Grocott & Ward, comps. Grocott’s Familiar Quotations, 6th ed. 189-?.


Many shall run to and fro, and knowledge shall be increased.
Daniel, Chap. xii. Ver. 4.

Just notions will into good actions grow,
And to our reason we our virtues owe;
False judgments are the unhappy source of ill,
And blinded error draws the passive will.
To know one God, and know ourselves, is all
We can true happiness or wisdom call.
Reading.—Christian instructed, 3 Notes and Queries, 240.

Beyond abstain
To ask; nor let thine own inventions hope
Things not reveal’d, which the invisible King
Only omniscient, hath suppress’d in night;—
Enough is left besides to search and know.
Knowledge is as food, and needs no less
Her temperance over appetite.
Milton.—Par. Lost, Book VII.

Which who mislike, the fault is in their judgments quite out of taste, and not in the sweet food of sweetly uttered knowledge.
Sir Philip Sydney.—Apology for Poetry. Arber’s re-print, Page 27.
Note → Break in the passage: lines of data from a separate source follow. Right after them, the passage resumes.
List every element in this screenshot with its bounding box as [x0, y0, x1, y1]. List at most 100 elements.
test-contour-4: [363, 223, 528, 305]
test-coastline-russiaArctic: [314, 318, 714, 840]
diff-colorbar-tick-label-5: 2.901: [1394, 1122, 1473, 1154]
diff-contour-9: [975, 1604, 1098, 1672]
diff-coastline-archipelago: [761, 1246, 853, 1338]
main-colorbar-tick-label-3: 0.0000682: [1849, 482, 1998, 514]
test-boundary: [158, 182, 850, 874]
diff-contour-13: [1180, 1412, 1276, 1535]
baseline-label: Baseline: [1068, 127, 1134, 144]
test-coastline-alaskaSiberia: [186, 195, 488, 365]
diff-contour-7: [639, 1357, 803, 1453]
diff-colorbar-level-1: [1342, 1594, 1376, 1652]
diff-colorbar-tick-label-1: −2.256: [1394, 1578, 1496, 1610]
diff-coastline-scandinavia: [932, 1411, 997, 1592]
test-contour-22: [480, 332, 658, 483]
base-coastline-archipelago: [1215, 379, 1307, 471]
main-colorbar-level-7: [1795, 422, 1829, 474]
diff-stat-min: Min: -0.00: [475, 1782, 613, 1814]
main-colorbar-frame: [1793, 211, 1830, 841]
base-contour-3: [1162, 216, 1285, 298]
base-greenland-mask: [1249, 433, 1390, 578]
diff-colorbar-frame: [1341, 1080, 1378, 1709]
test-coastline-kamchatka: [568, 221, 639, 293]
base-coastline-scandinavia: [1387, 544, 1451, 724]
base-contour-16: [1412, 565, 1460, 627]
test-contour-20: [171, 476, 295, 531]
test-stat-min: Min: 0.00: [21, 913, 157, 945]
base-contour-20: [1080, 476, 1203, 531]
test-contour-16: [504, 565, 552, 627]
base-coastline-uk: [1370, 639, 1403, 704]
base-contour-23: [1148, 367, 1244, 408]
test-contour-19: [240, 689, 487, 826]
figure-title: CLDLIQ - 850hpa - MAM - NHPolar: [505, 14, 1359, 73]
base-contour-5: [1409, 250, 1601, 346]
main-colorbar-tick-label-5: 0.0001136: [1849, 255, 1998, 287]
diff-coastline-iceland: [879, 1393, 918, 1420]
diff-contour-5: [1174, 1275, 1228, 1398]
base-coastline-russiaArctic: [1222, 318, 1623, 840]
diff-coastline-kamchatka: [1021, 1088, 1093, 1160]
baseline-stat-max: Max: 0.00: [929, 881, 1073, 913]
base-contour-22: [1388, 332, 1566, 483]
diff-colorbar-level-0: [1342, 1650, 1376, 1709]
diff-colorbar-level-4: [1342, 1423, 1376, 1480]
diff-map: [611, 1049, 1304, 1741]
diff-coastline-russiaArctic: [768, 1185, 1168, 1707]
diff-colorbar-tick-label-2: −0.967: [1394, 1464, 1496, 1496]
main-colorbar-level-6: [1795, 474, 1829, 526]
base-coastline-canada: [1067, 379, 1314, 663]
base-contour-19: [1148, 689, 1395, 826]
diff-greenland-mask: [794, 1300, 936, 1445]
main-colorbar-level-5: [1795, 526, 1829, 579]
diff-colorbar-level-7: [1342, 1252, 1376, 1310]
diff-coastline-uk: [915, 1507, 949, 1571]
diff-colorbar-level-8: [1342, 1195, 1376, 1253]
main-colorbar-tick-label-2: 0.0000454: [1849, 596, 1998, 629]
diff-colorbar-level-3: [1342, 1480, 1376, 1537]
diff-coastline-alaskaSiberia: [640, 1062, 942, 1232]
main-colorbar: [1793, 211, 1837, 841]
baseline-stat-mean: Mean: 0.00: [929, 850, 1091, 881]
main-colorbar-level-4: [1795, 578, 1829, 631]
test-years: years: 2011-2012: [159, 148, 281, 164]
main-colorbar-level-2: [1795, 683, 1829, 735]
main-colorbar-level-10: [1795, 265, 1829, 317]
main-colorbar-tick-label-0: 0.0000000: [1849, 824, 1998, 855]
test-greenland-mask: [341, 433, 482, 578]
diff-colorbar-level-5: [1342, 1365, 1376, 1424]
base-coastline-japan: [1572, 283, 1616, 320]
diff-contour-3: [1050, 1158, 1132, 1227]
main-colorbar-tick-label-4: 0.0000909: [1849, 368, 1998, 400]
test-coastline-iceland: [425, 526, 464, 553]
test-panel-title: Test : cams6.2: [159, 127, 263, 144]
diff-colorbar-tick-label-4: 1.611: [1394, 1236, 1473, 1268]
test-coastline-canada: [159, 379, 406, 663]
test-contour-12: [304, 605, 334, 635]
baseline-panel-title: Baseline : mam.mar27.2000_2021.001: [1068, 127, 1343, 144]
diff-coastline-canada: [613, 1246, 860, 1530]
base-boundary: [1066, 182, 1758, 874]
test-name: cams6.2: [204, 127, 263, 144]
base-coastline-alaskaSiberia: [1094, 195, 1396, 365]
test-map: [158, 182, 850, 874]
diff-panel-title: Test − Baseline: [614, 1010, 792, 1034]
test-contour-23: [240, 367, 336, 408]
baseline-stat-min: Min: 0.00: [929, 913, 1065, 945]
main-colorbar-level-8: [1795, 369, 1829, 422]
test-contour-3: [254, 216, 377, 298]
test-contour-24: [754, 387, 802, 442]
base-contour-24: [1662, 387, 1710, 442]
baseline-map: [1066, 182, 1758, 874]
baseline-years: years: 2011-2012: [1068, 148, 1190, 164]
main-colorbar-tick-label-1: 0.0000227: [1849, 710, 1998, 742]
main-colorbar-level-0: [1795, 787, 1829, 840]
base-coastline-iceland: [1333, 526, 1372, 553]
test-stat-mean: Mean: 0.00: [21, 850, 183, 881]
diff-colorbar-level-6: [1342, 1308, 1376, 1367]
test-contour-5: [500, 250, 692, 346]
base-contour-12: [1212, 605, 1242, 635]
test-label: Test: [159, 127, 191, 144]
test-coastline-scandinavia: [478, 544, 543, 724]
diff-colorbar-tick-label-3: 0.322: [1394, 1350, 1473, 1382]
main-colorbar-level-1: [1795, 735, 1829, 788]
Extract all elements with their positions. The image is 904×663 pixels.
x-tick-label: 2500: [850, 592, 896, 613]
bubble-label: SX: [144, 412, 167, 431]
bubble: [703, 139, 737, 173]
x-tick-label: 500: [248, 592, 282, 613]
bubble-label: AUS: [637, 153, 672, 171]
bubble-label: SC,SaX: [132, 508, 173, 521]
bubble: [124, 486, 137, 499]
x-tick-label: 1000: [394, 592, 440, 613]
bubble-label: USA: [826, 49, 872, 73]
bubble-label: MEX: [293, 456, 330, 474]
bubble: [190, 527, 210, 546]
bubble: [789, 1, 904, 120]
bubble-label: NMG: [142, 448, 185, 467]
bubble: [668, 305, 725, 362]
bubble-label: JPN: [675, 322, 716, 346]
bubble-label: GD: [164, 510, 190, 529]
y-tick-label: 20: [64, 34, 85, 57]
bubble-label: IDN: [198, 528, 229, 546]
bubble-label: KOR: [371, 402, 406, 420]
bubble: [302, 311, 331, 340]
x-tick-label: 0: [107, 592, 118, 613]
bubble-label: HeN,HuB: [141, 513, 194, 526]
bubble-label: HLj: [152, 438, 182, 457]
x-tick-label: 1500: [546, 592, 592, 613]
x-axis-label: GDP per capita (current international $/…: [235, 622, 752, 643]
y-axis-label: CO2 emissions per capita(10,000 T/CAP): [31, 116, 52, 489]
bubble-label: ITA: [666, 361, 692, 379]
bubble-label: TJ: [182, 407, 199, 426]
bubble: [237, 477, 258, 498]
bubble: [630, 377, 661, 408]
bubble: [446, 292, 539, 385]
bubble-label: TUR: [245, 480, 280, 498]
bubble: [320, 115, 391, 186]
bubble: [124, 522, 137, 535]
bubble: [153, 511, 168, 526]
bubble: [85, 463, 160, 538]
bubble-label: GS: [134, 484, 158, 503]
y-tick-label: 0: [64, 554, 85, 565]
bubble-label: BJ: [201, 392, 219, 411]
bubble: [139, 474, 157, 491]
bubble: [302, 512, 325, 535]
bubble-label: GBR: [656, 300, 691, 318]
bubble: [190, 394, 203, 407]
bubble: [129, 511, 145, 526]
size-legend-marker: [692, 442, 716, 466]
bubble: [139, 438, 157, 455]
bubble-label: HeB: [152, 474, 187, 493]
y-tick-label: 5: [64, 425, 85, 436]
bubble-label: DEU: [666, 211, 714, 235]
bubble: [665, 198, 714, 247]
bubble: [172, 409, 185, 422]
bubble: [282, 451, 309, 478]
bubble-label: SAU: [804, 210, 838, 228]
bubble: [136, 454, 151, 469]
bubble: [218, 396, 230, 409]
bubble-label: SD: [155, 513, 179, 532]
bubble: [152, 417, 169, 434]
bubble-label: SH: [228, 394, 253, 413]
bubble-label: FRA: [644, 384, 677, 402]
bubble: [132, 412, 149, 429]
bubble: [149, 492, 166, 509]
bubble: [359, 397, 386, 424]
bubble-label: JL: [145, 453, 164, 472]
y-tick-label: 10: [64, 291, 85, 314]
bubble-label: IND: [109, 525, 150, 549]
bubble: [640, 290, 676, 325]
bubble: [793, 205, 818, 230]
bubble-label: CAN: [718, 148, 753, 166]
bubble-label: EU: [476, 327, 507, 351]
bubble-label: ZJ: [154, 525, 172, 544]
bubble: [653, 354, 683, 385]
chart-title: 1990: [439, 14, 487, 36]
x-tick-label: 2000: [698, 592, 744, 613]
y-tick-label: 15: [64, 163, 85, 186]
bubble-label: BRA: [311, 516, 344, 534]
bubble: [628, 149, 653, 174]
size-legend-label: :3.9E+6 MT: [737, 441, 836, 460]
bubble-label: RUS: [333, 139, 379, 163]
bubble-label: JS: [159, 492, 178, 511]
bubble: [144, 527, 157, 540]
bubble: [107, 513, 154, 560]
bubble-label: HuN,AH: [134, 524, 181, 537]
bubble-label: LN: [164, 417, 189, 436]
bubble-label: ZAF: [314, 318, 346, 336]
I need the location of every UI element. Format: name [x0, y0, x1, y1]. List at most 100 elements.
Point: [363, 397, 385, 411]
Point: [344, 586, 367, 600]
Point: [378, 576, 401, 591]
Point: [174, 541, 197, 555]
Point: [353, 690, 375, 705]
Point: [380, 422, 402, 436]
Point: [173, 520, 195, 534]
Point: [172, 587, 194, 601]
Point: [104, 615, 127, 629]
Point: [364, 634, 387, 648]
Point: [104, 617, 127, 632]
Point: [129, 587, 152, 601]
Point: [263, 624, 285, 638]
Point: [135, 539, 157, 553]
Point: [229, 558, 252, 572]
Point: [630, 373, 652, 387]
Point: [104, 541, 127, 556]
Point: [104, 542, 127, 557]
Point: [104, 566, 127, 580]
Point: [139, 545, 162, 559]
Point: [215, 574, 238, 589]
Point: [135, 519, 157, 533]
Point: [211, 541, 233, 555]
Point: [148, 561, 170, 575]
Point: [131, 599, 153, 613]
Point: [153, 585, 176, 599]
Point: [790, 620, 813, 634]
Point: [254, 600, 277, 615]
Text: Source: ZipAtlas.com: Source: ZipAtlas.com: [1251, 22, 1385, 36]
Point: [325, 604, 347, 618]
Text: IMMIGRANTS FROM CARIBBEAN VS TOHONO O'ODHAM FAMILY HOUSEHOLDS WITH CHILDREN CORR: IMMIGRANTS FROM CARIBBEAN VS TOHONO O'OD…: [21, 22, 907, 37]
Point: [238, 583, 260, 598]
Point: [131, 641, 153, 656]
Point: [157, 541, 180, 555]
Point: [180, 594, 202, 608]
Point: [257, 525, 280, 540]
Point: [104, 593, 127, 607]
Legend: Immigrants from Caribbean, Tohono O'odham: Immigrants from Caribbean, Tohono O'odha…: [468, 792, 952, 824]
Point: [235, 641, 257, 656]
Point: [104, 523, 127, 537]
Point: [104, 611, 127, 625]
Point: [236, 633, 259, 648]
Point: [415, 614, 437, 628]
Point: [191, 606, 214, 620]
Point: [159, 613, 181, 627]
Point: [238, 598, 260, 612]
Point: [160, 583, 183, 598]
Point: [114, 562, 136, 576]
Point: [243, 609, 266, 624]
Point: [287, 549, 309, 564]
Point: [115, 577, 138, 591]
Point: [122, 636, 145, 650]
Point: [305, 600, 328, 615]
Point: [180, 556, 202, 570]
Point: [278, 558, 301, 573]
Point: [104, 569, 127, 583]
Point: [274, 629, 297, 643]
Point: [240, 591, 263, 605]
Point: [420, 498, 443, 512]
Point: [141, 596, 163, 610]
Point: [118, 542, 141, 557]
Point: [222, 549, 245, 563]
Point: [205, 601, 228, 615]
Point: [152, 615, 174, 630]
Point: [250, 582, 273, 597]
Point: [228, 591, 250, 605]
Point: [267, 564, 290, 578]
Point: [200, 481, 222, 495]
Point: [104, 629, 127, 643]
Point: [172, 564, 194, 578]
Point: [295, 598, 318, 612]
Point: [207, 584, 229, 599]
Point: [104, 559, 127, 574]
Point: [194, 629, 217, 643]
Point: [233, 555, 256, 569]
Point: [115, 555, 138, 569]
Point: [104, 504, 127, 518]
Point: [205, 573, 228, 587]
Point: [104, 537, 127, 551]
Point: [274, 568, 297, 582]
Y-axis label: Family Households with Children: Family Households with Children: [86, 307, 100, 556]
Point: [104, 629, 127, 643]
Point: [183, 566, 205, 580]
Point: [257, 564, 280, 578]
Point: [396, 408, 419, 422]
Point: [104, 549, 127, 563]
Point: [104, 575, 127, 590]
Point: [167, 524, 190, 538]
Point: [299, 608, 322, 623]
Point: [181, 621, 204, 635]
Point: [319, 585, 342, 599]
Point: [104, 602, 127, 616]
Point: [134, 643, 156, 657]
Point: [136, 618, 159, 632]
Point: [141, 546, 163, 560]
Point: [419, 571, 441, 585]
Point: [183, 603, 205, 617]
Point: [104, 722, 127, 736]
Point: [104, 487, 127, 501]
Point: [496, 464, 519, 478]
Knowledge and Wisdom, far from being one,
Have oft-times no connexion. Knowledge dwells
In heads replete with thoughts of other men;
Wisdom in minds attentive to their own.
Cowper.—The Task, Book VI., Line 88.

Knowledge is power.—
Bacon.—De Heresibus, Nam et ipsa scientia potestas est; for knowledge itself is power.

A wise man is strong; yea, a man of knowledge increaseth strength.
Solomon.—Book of Proverbs, Chap. xxiv. Ver. 5.

Our knowledge is our power, and God our strength.
Southey.—Madoc. Part I. VI. 63.

The desire of knowledge in excess caused man to fall.
Bacon.—Essay 13, On Goodness.

Human knowledge is the parent of doubt.
Greville.—Maxims No. 26, 3 Ed. 1768.